Look, you don't have to take out a second mortgage to buy a good bottle of rum and to be honest some of the higher priced rums that have been recommended in this and other threads are good rums but how refined are your tastes for rum. If you're new to rum then you're probably not going to really be able to taste the difference between a good Barbados rum like Cockspur 5 Star (around $18 in my area) and some of those other rums that cost over $35 per bottle. The other thing is how are you going to drink it. 

If you are going to drink it neat or on the rocks with no mixer, then spend a little more and get something smoother and with more character. I like Pyrate rum myself. If you are going to mix it with fruit juice or cola or make a mojito, then buy Cruzan it is one of the better mixing rums and personally I don't like Bacardi.

And, before anyone starts blasting me about not buying the high end rums, I base my opinion on the fact that he's not a rum drinker. To me its sort of like giving a first time cigar smoker a Graycliff Chateau Gran Cru and expecting him to tell the difference between that and a Fuente Curly head.


----------



## JohnnyFlake (May 31, 2006)

Hey Bro,

Enough with the kid stuff! Spend a few extra bucks and drink some really good chit, what the hell, you’re the one drinking it!

*** these are exceptional and also best buys!

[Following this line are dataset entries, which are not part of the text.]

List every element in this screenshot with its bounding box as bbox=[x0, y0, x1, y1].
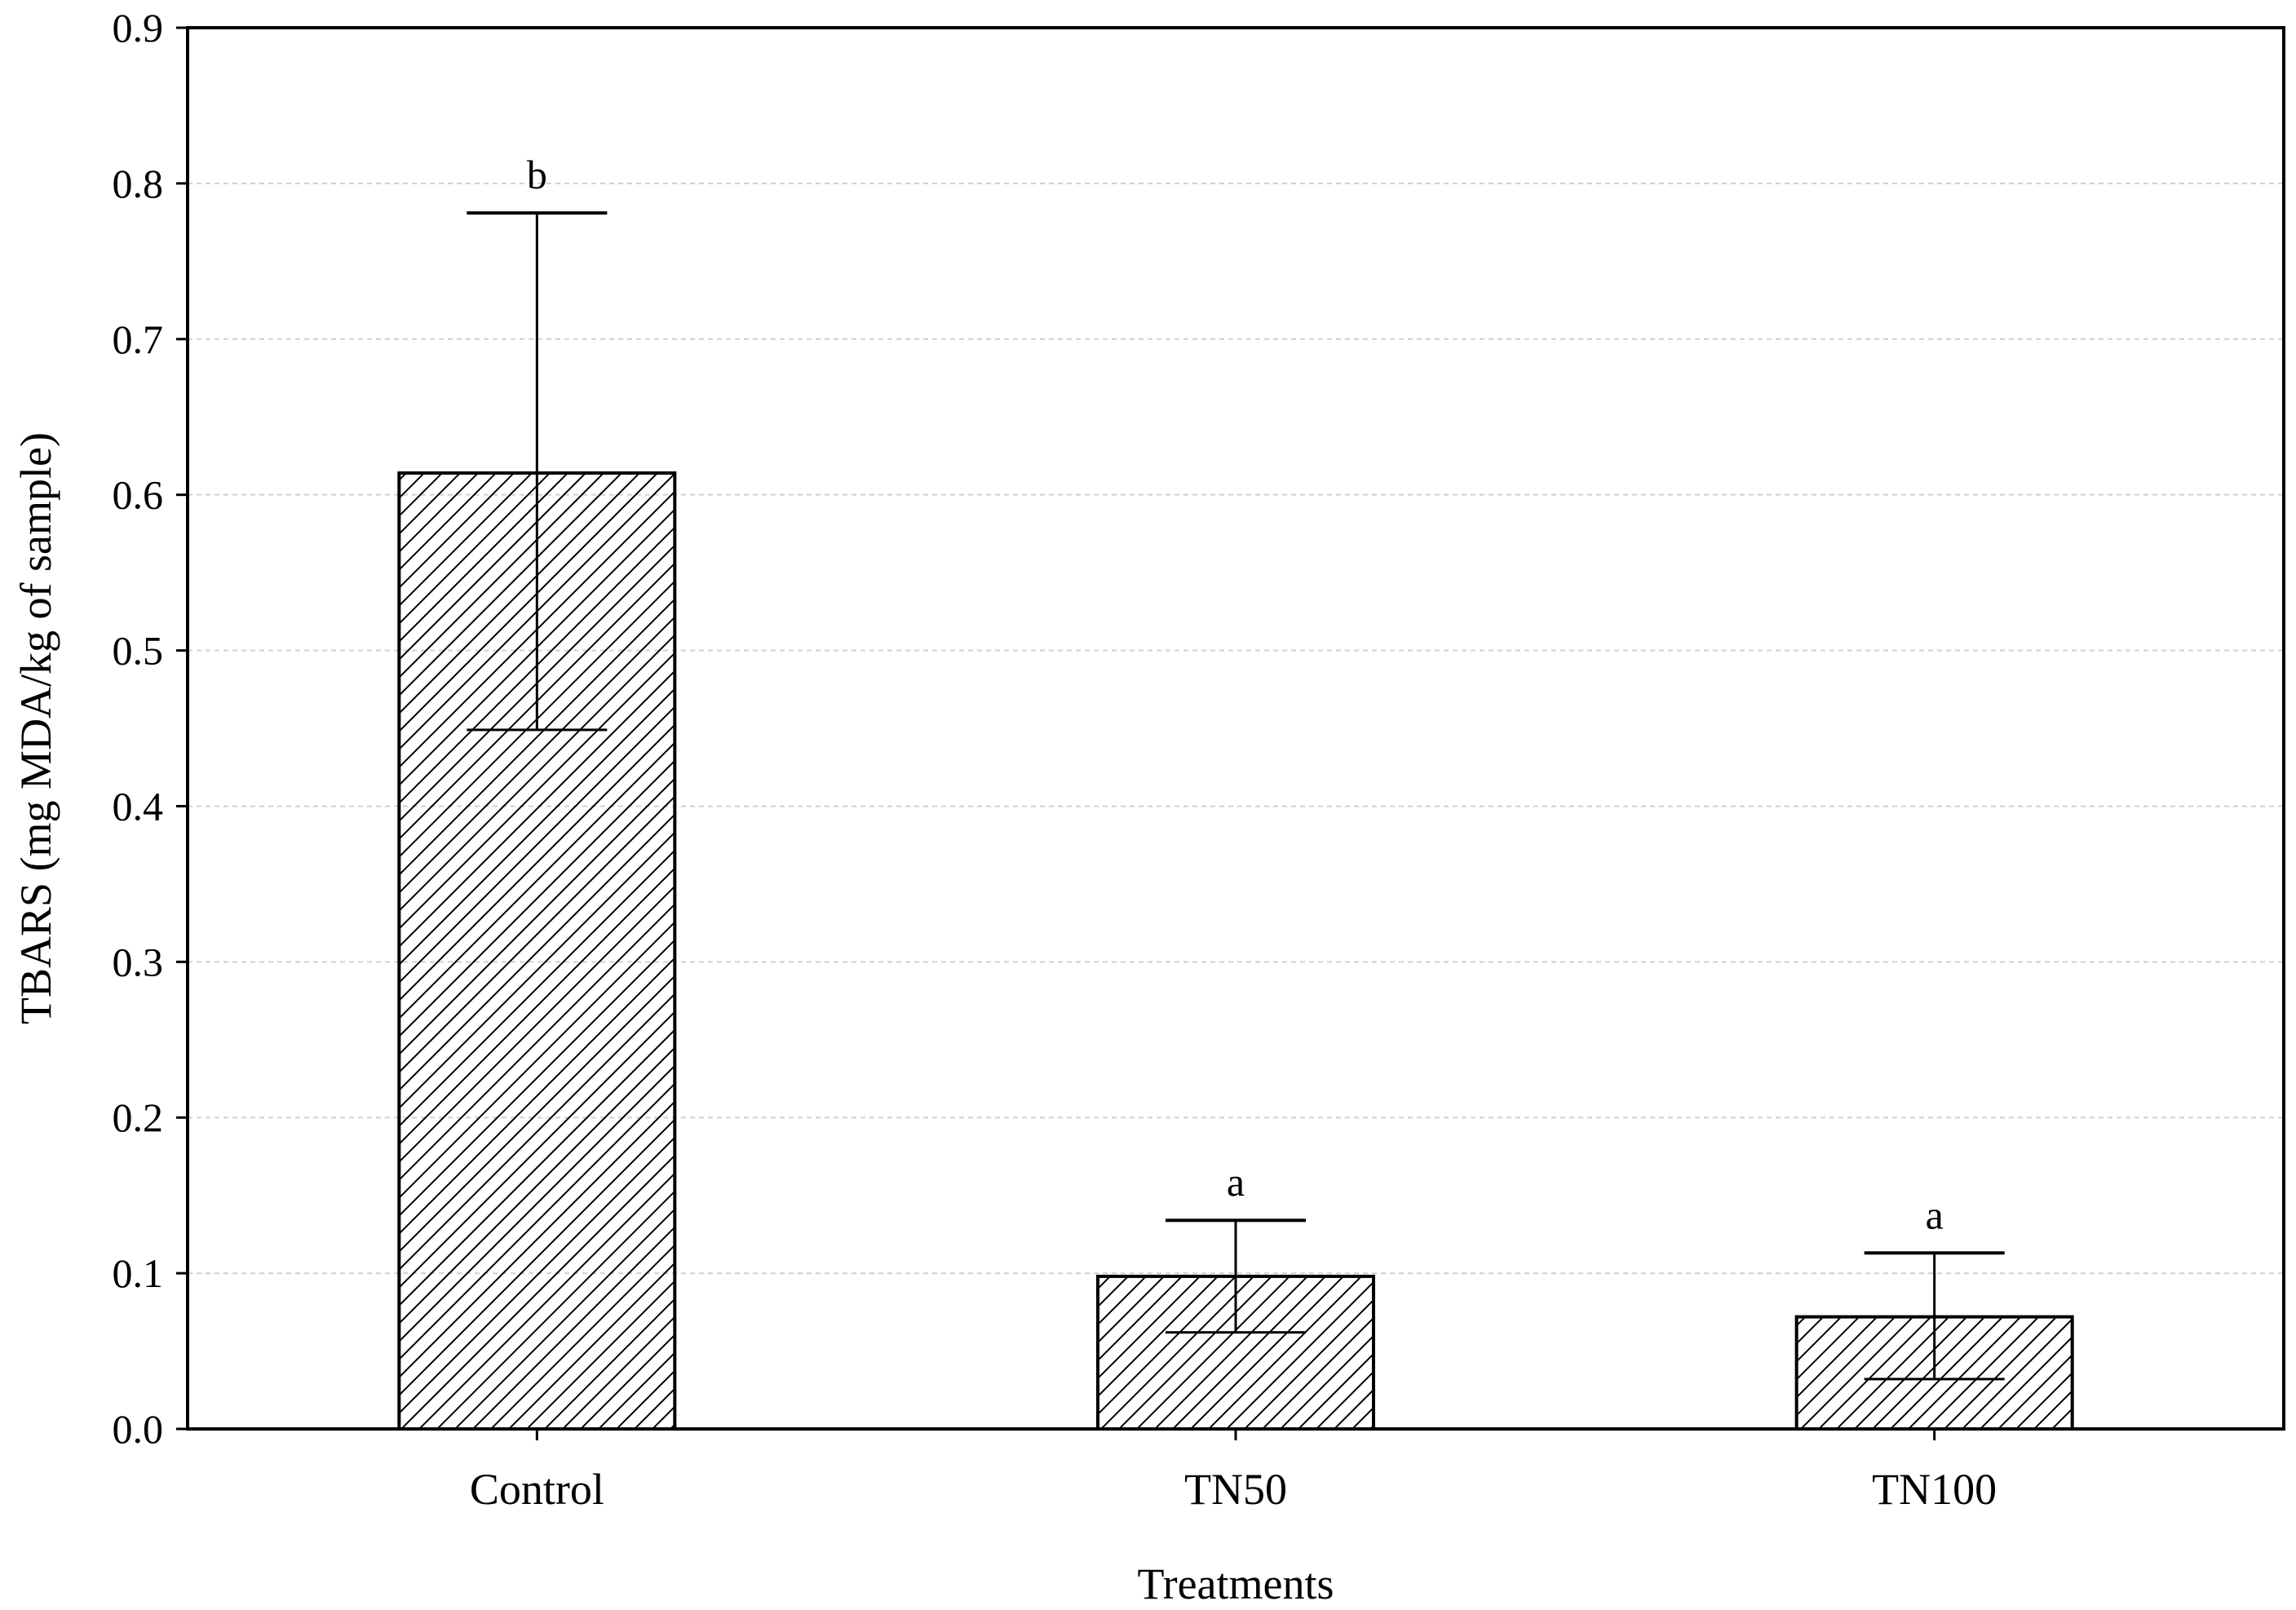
y-tick-label: 0.6 bbox=[113, 472, 164, 518]
y-tick-label: 0.9 bbox=[113, 5, 164, 51]
x-tick-label: TN100 bbox=[1872, 1465, 1997, 1514]
y-tick-label: 0.3 bbox=[113, 939, 164, 984]
y-tick-label: 0.4 bbox=[113, 783, 164, 829]
x-tick-label: TN50 bbox=[1184, 1465, 1287, 1514]
y-tick-label: 0.5 bbox=[113, 628, 164, 674]
x-tick-label: Control bbox=[470, 1465, 604, 1514]
x-axis-title: Treatments bbox=[1138, 1559, 1334, 1608]
y-tick-label: 0.8 bbox=[113, 161, 164, 206]
significance-letter: a bbox=[1926, 1192, 1944, 1237]
y-axis-ticks: 0.0 0.1 0.2 0.3 0.4 0.5 0.6 0.7 0.8 0.9 bbox=[113, 5, 188, 1452]
error-bars bbox=[467, 211, 2005, 1381]
significance-letter: a bbox=[1227, 1159, 1245, 1205]
significance-letter: b bbox=[527, 152, 547, 197]
y-tick-label: 0.0 bbox=[113, 1406, 164, 1452]
y-tick-label: 0.1 bbox=[113, 1250, 164, 1296]
y-axis-title: TBARS (mg MDA/kg of sample) bbox=[11, 432, 60, 1024]
x-axis-labels: Control TN50 TN100 bbox=[470, 1429, 1997, 1514]
y-tick-label: 0.7 bbox=[113, 316, 164, 362]
y-tick-label: 0.2 bbox=[113, 1095, 164, 1140]
significance-letters: b a a bbox=[527, 152, 1944, 1237]
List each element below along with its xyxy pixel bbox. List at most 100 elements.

Banbancourt 15yo Old Estate Reserve - Haiti
Appleton Estate 12yo - Jamaica 
Ron Botran Anejo – Guatemala ***
Cockspur 8yo VSOR – Barbados ***
Pampero Ro Anejo Anniversario – Venezuela ***
Mount Gay Extra Old Barbados ***
:all


----------



## Smoked (Apr 12, 2007)

I drink the rum with one ice cube made from spring water just like I do my scotch. I don't really like mixed drinks very much. I still have the zaya but I will probably have a glass tonight. For me rum is something that I will drink when I want something sweet. If there are cheaper rums that are also good neat I will be more than happy to go out and get some.


----------



## Mark C (Sep 19, 2007)

My take on cheap 'starter rums':

If you can find it, try Traveller's One Barrel. It's not the best rum I've ever had, but at $11/bottle it's a fantastic value, on par with most that cost two or three times that amount. This site will tell you where to shop: http://www.onebarrelrum.com/

Cruzan Single Barrel Estate. It's $25 at my local liquor store, easy to find, and easy to drink. That was what got me started.

If you can find another bill, get the Pampero at $35, it doesn't get much better than that.

None of those are as sweet as Zaya (from what I've heard), the sweeter rums tend to cost a little more (Pyrat, Ron Zacapa, etc.), but you'll probably find them all at least somewhat 'sweet' compared to your scotch.


----------